To date, there is scarce data on sex differences in the clinical characteristics and outcomes of VTE patients among Asian populations. Clarification of the association between sex and clinical outcome would be clinically important to identify high-risk patients requiring prolonged duration of anticoagulation therapy. Therefore, we sought to evaluate the clinical characteristics and outcomes of men and women with VTE in a large observational study in Japan.
Methods
Study Population
The COMMAND VTE (COntemporary ManageMent AND outcomes in patients with Venous ThromboEmbolism) Registry is a physician-initiated, multicenter cohort study enrolling consecutive patients with acute symptomatic VTE objectively confirmed by imaging examination (ultrasound, contrast-enhanced computed tomography, ventilation-perfusion lung scintigraphy, pulmonary angiography, or contrast venography) or by autopsy in 29 centers in Japan between January 2010 and August 2014.15
The relevant review boards or ethics committees in all 29 participating centers (Supplementary Appendix 1) approved the research protocol. Written informed consent from each patient was waived because we used clinical information obtained in routine clinical practice, and none of the patients refused to participate in the study when contacted for follow-up. This method was concordant with the guidelines for epidemiological studies issued by the Ministry of Health, Labor, and Welfare in Japan.
We referred to the hospital charts for clinical diagnosis and imaging examinations, and enrolled consecutive patients who met the definition of acute symptomatic VTE diagnosed within 31 days from symptom onset during the study period.16
The symptoms of VTE were defined as follows: for PE – sudden-onset dyspnea, pleuritic chest pain, substernal chest pain, cough, fever, hemoptysis, and syncope; for DVT – erythema, warmth, pain, swelling, tenderness, and pain on dorsiflexion of the foot.17,18
Additionally, sudden-onset abnormalities in vital signs such as a decrease in arterial oxygen saturation and hypotension were also regarded as symptoms of PE. The presence or absence of symptoms was evaluated at the time of the imaging studies. Patient management, including the duration of anticoagulation, was left to the discretion of the attending physicians in each participating hospital.
Data Collection and Definitions
Baseline data were collected from hospital charts or hospital databases according to prespecified definitions, using an electronic case report form in a web-based database system. The study investigators at each institution were responsible for data entry, and data were automatically checked for missing or contradictory input and values out of the expected range. Additional data monitoring were performed at the general office of the registry.

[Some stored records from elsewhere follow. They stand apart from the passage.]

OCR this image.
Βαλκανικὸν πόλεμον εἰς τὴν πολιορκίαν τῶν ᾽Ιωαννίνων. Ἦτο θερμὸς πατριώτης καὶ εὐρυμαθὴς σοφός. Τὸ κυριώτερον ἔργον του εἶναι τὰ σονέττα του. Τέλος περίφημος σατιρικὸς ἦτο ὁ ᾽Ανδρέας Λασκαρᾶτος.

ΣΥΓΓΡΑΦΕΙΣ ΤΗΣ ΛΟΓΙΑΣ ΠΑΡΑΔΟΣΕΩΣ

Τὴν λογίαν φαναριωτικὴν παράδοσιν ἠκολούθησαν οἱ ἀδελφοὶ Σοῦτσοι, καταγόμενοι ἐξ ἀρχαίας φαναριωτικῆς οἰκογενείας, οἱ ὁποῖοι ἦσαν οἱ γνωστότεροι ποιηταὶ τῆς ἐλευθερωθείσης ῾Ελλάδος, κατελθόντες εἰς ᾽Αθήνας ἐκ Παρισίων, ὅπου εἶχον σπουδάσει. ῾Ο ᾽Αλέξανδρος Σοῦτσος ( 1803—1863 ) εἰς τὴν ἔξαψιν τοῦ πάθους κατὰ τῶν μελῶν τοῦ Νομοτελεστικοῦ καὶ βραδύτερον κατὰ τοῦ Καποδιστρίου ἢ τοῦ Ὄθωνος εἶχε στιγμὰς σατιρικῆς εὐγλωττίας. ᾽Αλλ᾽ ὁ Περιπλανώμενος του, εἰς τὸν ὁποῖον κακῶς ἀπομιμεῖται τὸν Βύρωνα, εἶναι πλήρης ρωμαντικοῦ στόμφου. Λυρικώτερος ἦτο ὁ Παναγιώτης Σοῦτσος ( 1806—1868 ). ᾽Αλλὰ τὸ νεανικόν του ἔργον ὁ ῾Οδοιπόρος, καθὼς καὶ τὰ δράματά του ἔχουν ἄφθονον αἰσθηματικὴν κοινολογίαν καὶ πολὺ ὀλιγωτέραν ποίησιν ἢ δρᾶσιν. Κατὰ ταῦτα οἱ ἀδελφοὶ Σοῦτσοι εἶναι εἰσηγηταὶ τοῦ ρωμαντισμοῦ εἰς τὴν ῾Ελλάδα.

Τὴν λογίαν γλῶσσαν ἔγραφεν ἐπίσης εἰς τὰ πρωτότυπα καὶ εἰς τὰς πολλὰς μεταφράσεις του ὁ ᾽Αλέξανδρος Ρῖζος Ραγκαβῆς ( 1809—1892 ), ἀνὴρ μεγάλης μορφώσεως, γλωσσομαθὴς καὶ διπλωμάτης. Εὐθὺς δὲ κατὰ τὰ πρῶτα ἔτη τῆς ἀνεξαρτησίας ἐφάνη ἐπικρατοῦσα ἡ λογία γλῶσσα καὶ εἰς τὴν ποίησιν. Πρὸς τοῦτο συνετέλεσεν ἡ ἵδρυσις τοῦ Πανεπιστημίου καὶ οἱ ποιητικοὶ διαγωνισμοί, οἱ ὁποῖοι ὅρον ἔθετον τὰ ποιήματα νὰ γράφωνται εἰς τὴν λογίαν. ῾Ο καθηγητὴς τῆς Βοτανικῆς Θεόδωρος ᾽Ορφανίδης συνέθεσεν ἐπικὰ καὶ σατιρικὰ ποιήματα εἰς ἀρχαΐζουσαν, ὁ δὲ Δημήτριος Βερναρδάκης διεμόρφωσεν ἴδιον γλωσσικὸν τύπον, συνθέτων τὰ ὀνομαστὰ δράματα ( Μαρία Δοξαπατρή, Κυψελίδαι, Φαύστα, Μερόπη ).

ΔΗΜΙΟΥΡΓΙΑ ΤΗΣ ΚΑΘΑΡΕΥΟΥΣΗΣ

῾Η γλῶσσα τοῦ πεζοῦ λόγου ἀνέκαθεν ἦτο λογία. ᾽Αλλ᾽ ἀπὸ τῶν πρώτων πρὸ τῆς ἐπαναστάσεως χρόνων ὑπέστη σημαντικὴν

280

Transient risk factors for VTE included recent surgery (within 2 months prior to VTE), recent immobilization (defined as non-surgical bed-rest within 2 months prior to VTE), long-distance travel (travel lasting ≥6 h in the previous 3 weeks), central venous catheter use, pregnancy or puerperium, severe infection, and estrogen use.19
Patients with active cancer were defined as those on treatment for cancer such as chemotherapy or radiotherapy, those scheduled to undergo surgery for cancer, those with metastasis to other organs, and/or those with terminal cancer (expected life expectancy ≤6 months) at the time of diagnosis of VTE. Anemia was diagnosed if the value of hemoglobin was <13 g/dL for men and <12 g/dL for women, and thrombocytopenia as platelet count <100×109/L.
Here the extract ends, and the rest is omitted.